Sie schmunzelte. Von so einer Blume hatte sie als kleines Kind immer geträumt.
„Das ist ja schön und gut“, sagte sie und öffnete die Augen, „aber…“
Der Atem stockte ihr, als sie vor sich in der Luft schwebend die Feenblüte sah.
„Ach – du – Schande.“
Jadon lachte und nickte. „Du hast den Dreh schnell raus, muss ich sagen. Und dann auch noch sowas – extravagantes.“
Cat streckte die Fingerspitzen aus und berührte die Blume. Sie bewegte sich leicht, wie eine Qualle im Meer. Genau so hatte Cat sich diese Blume immer vorgestellt. Damals hatte sie sich gerne Feengeschichten ausgedacht und diese Blume hatte sie häufig gemalt.
„Das ist ja unglaublich“, flüsterte sie. Ganz vorsichtig berührte sie die Blume wieder und sie schwebte weiter. Wie der Samen seiner Pusteblume. Cat bückte sich etwas und pustete vorsichtig von unten gegen die Blüte. Sie stieg weiter empor und segelte entspannt durch den Raum.
„Hier ist gar nichts unglaublich, Caitlyn.“
Sie lachte leise und nickte. „Scheint so. Okay… Noch mal.“
Sie richtete sich auf und stellte sich in die Mitte der Bibliothek. Wieder schloss sie die Augen, legte den Kopf in den Nacken und atmete tief durch.
Ganz genau malte sie sich aus, was sie sehen wollte, wenn sie sie Augen wieder aufschlug. Alles andere verschwand aus ihrem Kopf. Es gab nur noch die Feenblüten aus ihrer Kindheit.
Als Caitlyn die Augen wieder öffnete, kam sie aus dem staunen nicht wieder heraus. Die dunkle Halle war erfüllt von hunderten der fliegenden Blüten. Sie schwebten überall, von der Kuppel bis zum Boden, trieben sie umher und spendeten ihr glimmendes Licht.
„Das“, sagte Jadon nachdrücklich, „ist unglaublich.“
Sie sah ihn an und grinste schief. Das Licht der Blüten ließ seine Erscheinung klarer und weniger durchsichtig wirken. „Danke…“
Sie sah sich um und ging ein paar Schritte. Die Blüten wichen zurück und machten ihr den weg frei.
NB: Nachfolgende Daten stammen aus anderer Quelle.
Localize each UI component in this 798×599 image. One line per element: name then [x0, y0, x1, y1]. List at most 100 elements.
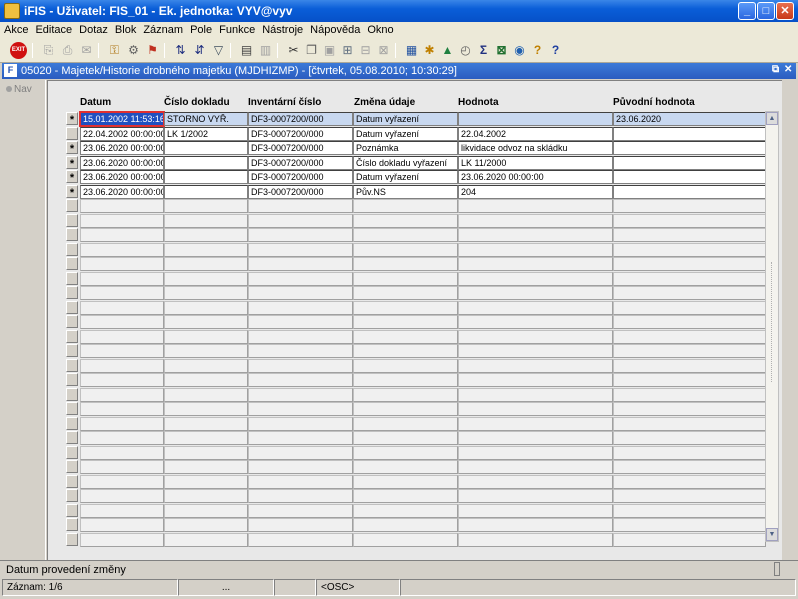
cell-hodnota[interactable] — [458, 344, 613, 358]
menu-dotaz[interactable]: Dotaz — [75, 22, 111, 36]
cell-zmena-udaje[interactable] — [353, 330, 458, 344]
cell-puvodni-hodnota[interactable] — [613, 156, 766, 170]
cell-zmena-udaje[interactable]: Datum vyřazení — [353, 112, 458, 126]
record-indicator[interactable] — [66, 431, 78, 444]
cell-zmena-udaje[interactable] — [353, 344, 458, 358]
cell-datum[interactable] — [80, 243, 164, 257]
cell-cislo-dokladu[interactable] — [164, 141, 248, 155]
cell-puvodni-hodnota[interactable] — [613, 127, 766, 141]
cell-zmena-udaje[interactable] — [353, 518, 458, 532]
cell-puvodni-hodnota[interactable] — [613, 475, 766, 489]
cell-datum[interactable] — [80, 257, 164, 271]
mail-icon[interactable]: ✉ — [78, 42, 95, 59]
cell-hodnota[interactable] — [458, 330, 613, 344]
cell-zmena-udaje[interactable] — [353, 431, 458, 445]
record-indicator[interactable] — [66, 402, 78, 415]
cell-cislo-dokladu[interactable] — [164, 388, 248, 402]
cell-cislo-dokladu[interactable] — [164, 214, 248, 228]
cell-zmena-udaje[interactable]: Datum vyřazení — [353, 170, 458, 184]
cell-hodnota[interactable] — [458, 489, 613, 503]
record-indicator[interactable] — [66, 315, 78, 328]
cell-inventarni-cislo[interactable] — [248, 344, 353, 358]
cell-hodnota[interactable] — [458, 243, 613, 257]
record-indicator[interactable] — [66, 257, 78, 270]
cell-inventarni-cislo[interactable] — [248, 257, 353, 271]
record-indicator[interactable] — [66, 272, 78, 285]
cell-puvodni-hodnota[interactable] — [613, 214, 766, 228]
cell-cislo-dokladu[interactable] — [164, 228, 248, 242]
cell-hodnota[interactable] — [458, 460, 613, 474]
excel-icon[interactable]: ⊠ — [493, 42, 510, 59]
cell-zmena-udaje[interactable] — [353, 402, 458, 416]
cell-datum[interactable] — [80, 214, 164, 228]
cell-hodnota[interactable]: 204 — [458, 185, 613, 199]
cell-puvodni-hodnota[interactable] — [613, 330, 766, 344]
cell-puvodni-hodnota[interactable] — [613, 446, 766, 460]
cell-zmena-udaje[interactable]: Poznámka — [353, 141, 458, 155]
query-enter-icon[interactable]: ⚿ — [106, 42, 123, 59]
restore-form-icon[interactable]: ⧉ — [772, 64, 779, 75]
cell-cislo-dokladu[interactable] — [164, 185, 248, 199]
cell-cislo-dokladu[interactable] — [164, 156, 248, 170]
record-indicator[interactable] — [66, 373, 78, 386]
cell-cislo-dokladu[interactable] — [164, 286, 248, 300]
cell-datum[interactable]: 15.01.2002 11:53:16 — [79, 111, 165, 127]
cell-inventarni-cislo[interactable]: DF3-0007200/000 — [248, 127, 353, 141]
cell-cislo-dokladu[interactable] — [164, 170, 248, 184]
cell-inventarni-cislo[interactable] — [248, 272, 353, 286]
cell-hodnota[interactable] — [458, 112, 613, 126]
cell-hodnota[interactable] — [458, 257, 613, 271]
cell-cislo-dokladu[interactable] — [164, 475, 248, 489]
cell-cislo-dokladu[interactable] — [164, 431, 248, 445]
cell-datum[interactable]: 23.06.2020 00:00:00 — [80, 156, 164, 170]
cell-datum[interactable] — [80, 431, 164, 445]
cell-cislo-dokladu[interactable] — [164, 301, 248, 315]
cell-cislo-dokladu[interactable] — [164, 272, 248, 286]
globe-icon[interactable]: ◉ — [511, 42, 528, 59]
cell-inventarni-cislo[interactable]: DF3-0007200/000 — [248, 185, 353, 199]
cell-puvodni-hodnota[interactable] — [613, 518, 766, 532]
cut-icon[interactable]: ✂ — [285, 42, 302, 59]
cell-datum[interactable] — [80, 475, 164, 489]
menu-blok[interactable]: Blok — [111, 22, 139, 36]
cell-puvodni-hodnota[interactable] — [613, 185, 766, 199]
cell-puvodni-hodnota[interactable] — [613, 141, 766, 155]
cell-datum[interactable] — [80, 402, 164, 416]
cell-puvodni-hodnota[interactable] — [613, 228, 766, 242]
cell-inventarni-cislo[interactable] — [248, 301, 353, 315]
cell-cislo-dokladu[interactable] — [164, 199, 248, 213]
cell-hodnota[interactable] — [458, 286, 613, 300]
cell-zmena-udaje[interactable]: Číslo dokladu vyřazení — [353, 156, 458, 170]
vertical-scrollbar[interactable]: ▲ ▼ — [765, 111, 779, 542]
chart-icon[interactable]: ▦ — [403, 42, 420, 59]
cell-hodnota[interactable] — [458, 359, 613, 373]
cell-hodnota[interactable] — [458, 417, 613, 431]
cell-zmena-udaje[interactable] — [353, 533, 458, 547]
cell-hodnota[interactable]: 22.04.2002 — [458, 127, 613, 141]
record-indicator[interactable] — [66, 446, 78, 459]
record-indicator[interactable]: * — [66, 156, 78, 170]
cell-puvodni-hodnota[interactable] — [613, 301, 766, 315]
cell-cislo-dokladu[interactable] — [164, 330, 248, 344]
print-icon[interactable]: ⎙ — [59, 42, 76, 59]
cell-inventarni-cislo[interactable] — [248, 489, 353, 503]
cell-hodnota[interactable] — [458, 228, 613, 242]
cell-puvodni-hodnota[interactable] — [613, 402, 766, 416]
cell-puvodni-hodnota[interactable] — [613, 286, 766, 300]
cell-cislo-dokladu[interactable]: STORNO VYŘ. — [164, 112, 248, 126]
cell-puvodni-hodnota[interactable] — [613, 199, 766, 213]
cell-datum[interactable] — [80, 533, 164, 547]
duplicate-record-icon[interactable]: ⊠ — [375, 42, 392, 59]
sort-descending-icon[interactable]: ⇵ — [191, 42, 208, 59]
delete-record-icon[interactable]: ⊟ — [357, 42, 374, 59]
cell-datum[interactable] — [80, 286, 164, 300]
cell-hodnota[interactable] — [458, 315, 613, 329]
cell-puvodni-hodnota[interactable] — [613, 170, 766, 184]
cell-puvodni-hodnota[interactable] — [613, 431, 766, 445]
cell-puvodni-hodnota[interactable] — [613, 315, 766, 329]
query-cancel-icon[interactable]: ⚑ — [144, 42, 161, 59]
cell-puvodni-hodnota[interactable] — [613, 373, 766, 387]
record-indicator[interactable] — [66, 330, 78, 343]
cell-zmena-udaje[interactable] — [353, 214, 458, 228]
close-form-icon[interactable]: ✕ — [784, 64, 792, 75]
„Genau so habe ich sie mir früher immer vorgestellt“, sagte sie. „Ich habe mir immer mit meiner Mutter Geschichten ausgedacht. Über Feen und Einhörner. Und diese Blüten kamen immer in den Geschichten vor.“
„Sie sind wunderschön“, sagte Jadon. Doch er sah die Blüten schon gar nicht mehr an. Er behielt nur Cat im Auge.